Nemotron 3 Super's multi-token prediction (MTP) capability allows it to predict multiple future tokens at once, speeding up tasks like code generation by up to three times without requiring a separate draft model. This results in significant throughput improvements; for instance, it achieves up to 2.2 times higher throughput than GPT-OSS120B on benchmark tasks.

The model was natively pre-trained in NVIDIA's 4-bit NVFP4 precision, enhancing inference speed on Blackwell GPUs by up to four times compared to the previous Hopper GPUs, without sacrificing accuracy. These efficiencies are crucial for overcoming context explosion and the thinking tax in multi-agent systems, where maintaining workflow state and reasoning at each step is vital.

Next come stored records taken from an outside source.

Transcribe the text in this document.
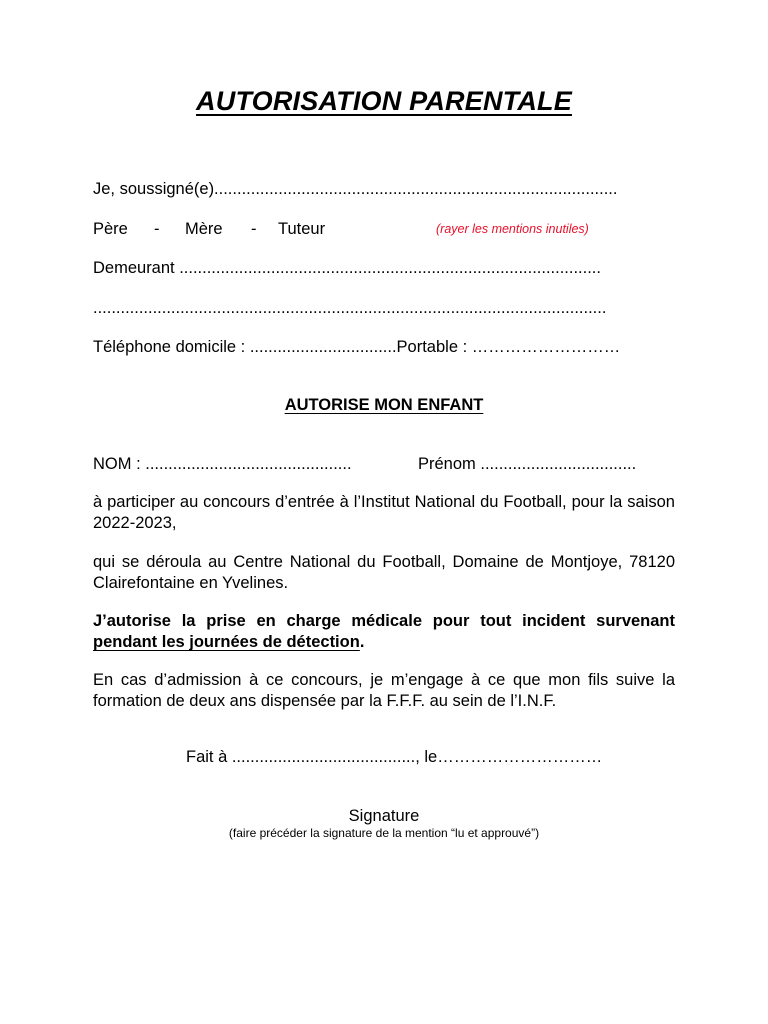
AUTORISATION PARENTALE
Je, soussigné(e)........................................................................................
Père - Mère - Tuteur	(rayer les mentions inutiles)
Demeurant ............................................................................................
................................................................................................................
Téléphone domicile : ................................Portable : ………………………
AUTORISE MON ENFANT
NOM : .............................................	Prénom ..................................
à participer au concours d’entrée à l’Institut National du Football, pour la saison 2022-2023,
qui se déroula au Centre National du Football, Domaine de Montjoye, 78120 Clairefontaine en Yvelines.
J’autorise la prise en charge médicale pour tout incident survenant pendant les journées de détection.
En cas d’admission à ce concours, je m’engage à ce que mon fils suive la formation de deux ans dispensée par la F.F.F. au sein de l’I.N.F.
Fait à ........................................, le…………………………
Signature
(faire précéder la signature de la mention “lu et approuvé”)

Nemotron 3 Super has achieved top rankings on several leaderboards, demonstrating its capabilities in multi-step research tasks. NVIDIA is also releasing the model with open weights and additional resources, such as pre- and post-training datasets and reinforcement learning environments, to facilitate its adoption and development. Companies like Perplexity and Siemens are already integrating the model into their systems for various applications.

Key Insights

Nemotron 3 Super is a 120 billion parameter model with only 10% of its parameters active at any time, using a mixture of experts architecture for efficiency.
The model combines transformer-based and Mamba layers to enable efficient and precise sequence processing with a practical 1 million token context window.
Latent Mixture of Experts reduces computational costs by compressing tokens into a smaller latent space before routing, allowing for more expert activation and improved accuracy.
Nemotron 3 Super's multi-token prediction heads enable faster code generation, achieving up to three times speed increases without external draft models.